Recent vintages have been, as they say in the classics, challenging: 2016 saw hail hit the region; 2017 saw frosts; 2018 was warm and the yields left some wines less complex than one might wish; while 2019 enjoyed both frost and drought (coming from Australia, I often suspect that we have a very different definition of drought), though the 2019s seem more exciting as a generalization than the 2018s.
While 2020 was looking like a reprieve, the world was then hit by the joys of Covid-19. Covid might not have impacted the quality of the grapes, but it certainly affected the vineyard and winery workers, the supply of harvesters (Fèvre handpicks, although 95 percent of the region uses machine harvesters) and, as it did with wineries around the world, greatly impacted sales (Brexit also threw a spanner into the works).
It was an earlier than usual vintage, although these days that applies to most years thanks to climate change. Perhaps a recalibration is needed. It has also been described as textbook. This is a vintage no lover of Chablis should miss.
Twenty twenty-one was an old-fashioned vintage or a throwback to the past, if one prefers, with some nearly polar conditions at times (if you like vibrant, acid-forward Chablis, consider 2021, though it was far from consistent). Far too early for 2022, but there are some good noises being made.
Séguier was in town recently to go through his 2020 wines, inevitably a fascinating exercise. While both the Petit Chablis and Chablis were fine examples of what Fèvre offers, the interest naturally falls on the Premier Cru and Grand Cru wines.
William Fèvre 2020 tasting notes
Some brief notes on the 2020s.
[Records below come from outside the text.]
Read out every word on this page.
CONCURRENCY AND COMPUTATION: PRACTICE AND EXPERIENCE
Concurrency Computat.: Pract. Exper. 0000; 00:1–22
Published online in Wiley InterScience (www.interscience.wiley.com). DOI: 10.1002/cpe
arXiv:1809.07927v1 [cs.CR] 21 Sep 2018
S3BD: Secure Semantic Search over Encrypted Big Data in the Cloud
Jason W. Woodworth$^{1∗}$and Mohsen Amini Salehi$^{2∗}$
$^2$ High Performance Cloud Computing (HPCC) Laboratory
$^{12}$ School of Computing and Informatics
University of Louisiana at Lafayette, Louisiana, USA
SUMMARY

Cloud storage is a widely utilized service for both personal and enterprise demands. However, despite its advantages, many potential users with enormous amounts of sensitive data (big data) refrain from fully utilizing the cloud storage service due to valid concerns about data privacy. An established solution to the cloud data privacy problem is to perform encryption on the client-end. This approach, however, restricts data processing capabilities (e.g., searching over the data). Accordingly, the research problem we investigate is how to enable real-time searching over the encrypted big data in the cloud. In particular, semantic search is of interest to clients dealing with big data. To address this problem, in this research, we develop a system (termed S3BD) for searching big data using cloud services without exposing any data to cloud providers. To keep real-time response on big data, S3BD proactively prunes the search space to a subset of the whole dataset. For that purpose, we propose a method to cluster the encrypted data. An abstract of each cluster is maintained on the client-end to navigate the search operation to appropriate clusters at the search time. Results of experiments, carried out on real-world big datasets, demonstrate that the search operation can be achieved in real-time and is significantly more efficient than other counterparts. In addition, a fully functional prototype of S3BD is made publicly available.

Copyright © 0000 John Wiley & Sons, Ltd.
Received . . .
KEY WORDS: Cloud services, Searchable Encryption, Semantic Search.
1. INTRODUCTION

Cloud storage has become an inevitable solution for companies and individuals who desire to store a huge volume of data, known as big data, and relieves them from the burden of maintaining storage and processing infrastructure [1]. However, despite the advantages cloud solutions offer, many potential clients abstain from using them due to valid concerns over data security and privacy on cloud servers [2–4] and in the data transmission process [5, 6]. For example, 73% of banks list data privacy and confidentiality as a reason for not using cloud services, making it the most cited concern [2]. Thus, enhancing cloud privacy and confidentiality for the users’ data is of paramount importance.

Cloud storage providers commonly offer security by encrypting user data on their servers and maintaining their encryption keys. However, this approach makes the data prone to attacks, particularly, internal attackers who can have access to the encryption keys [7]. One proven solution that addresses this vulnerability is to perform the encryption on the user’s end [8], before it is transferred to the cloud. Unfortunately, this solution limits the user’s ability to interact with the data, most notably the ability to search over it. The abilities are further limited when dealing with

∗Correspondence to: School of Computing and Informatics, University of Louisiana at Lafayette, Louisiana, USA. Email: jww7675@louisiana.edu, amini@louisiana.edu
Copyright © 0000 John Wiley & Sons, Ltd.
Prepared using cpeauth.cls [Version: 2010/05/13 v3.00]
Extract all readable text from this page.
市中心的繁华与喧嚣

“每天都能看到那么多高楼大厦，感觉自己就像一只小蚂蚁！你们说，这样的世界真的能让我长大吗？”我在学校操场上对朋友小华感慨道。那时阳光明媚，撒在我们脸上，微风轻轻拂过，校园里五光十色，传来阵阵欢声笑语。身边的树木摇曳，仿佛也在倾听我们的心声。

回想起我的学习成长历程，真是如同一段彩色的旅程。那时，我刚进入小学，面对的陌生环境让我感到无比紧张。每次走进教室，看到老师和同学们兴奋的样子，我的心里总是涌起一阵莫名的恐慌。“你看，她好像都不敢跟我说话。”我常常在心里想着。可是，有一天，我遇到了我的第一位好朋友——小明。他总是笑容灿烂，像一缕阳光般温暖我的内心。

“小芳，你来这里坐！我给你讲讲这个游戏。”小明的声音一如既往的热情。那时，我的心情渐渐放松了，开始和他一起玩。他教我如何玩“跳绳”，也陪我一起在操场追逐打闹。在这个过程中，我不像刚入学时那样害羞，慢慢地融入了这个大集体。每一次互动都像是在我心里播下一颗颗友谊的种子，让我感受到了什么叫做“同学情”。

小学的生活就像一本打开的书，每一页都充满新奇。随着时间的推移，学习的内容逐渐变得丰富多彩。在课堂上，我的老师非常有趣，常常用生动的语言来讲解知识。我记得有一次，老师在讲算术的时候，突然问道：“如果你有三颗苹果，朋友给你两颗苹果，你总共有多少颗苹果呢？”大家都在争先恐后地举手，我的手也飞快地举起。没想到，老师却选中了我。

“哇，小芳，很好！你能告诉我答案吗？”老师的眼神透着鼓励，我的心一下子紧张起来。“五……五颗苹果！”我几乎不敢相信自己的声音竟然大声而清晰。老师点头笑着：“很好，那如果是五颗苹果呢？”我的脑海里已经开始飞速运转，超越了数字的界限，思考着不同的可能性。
It is worth noting that Séguier suggests that it is the warm vintages in the past that have proved the most age worthy; 2020 could be with us for a very long time then.
Beauroy: Pure, pristine, and intense. A hint of flint with lemon zest and grapefruit notes. Minerally backing. Fèvre has 1.1 hectares. 92.
Montmains: Fèvre hold an impressive 3.8 hectares. Citrus, hazelnut, and gun smoke notes. Lovely soft wine with elegance. Should offer pleasure for at least the next six to eight years. 94.
Vaillons: Broader, richer, and burlier than some. Good concentration. There are mineral and oyster shell notes here. Fèvre holds over 3.5 hectares across 12 plots. 93.
Les Lys: Two plots consisting of one hectare in total. Floral, expressive, and complete with grapefruit notes and a chalky backing. A fine line of salinity. Bright acidity. Good future. 94.
Mont de Milieu: A little muted at the moment but with citrus and mineral notes. Needs a couple of years to come into its own and then should drink well for a decade. 93.
Fourchaume: This is the largest Premier Cru and Fèvre has six hectares. The wine is a cracker. Juicy salivating acidity. Gunflint and lemon butter notes. Seabreeze hints. Great length. 95.
Bougros (Grand Cru): Fèvre has six of the 16 hectares that constitute this Grand Cru. Composed, with notes of oyster shells, florals, citrus, gunflints, and talc. Power and drive. Impressive but needs time before one should consider opening it. 94.
Bougros Cote de Bouguerots (Grand Cru): This is a discrete section of the Bougros Grand Cru and usually considered to offer enough difference to be bottled separately. A coiled, tight, classic Chablis. Sea breezes and oyster shells. Chalk and minerals. Great length here as well as balance and power. Long future. 95.
Vaudésir (Grand Cru): Gun smoke and crisp apples. Florals and orange rind. Seductive texture. A burly richness. Lingers nicely. Give it the time it deserves. 95.
Les Clos (Grand Cru): The big gun. Power and serious intensity. A ripeness but it is fresh and focused. A glorious creamy texture. Balanced and so long, this is a worthy Grand Cru. Florals, grapefruit notes, oyster shells. Wonderful stuff. 97.
Prices will vary, but the Les Clos should exceed AUD$300. Not cheap but a fraction of what some producers are charging. William Fèvre has once again taken its place among the great estates of Chablis.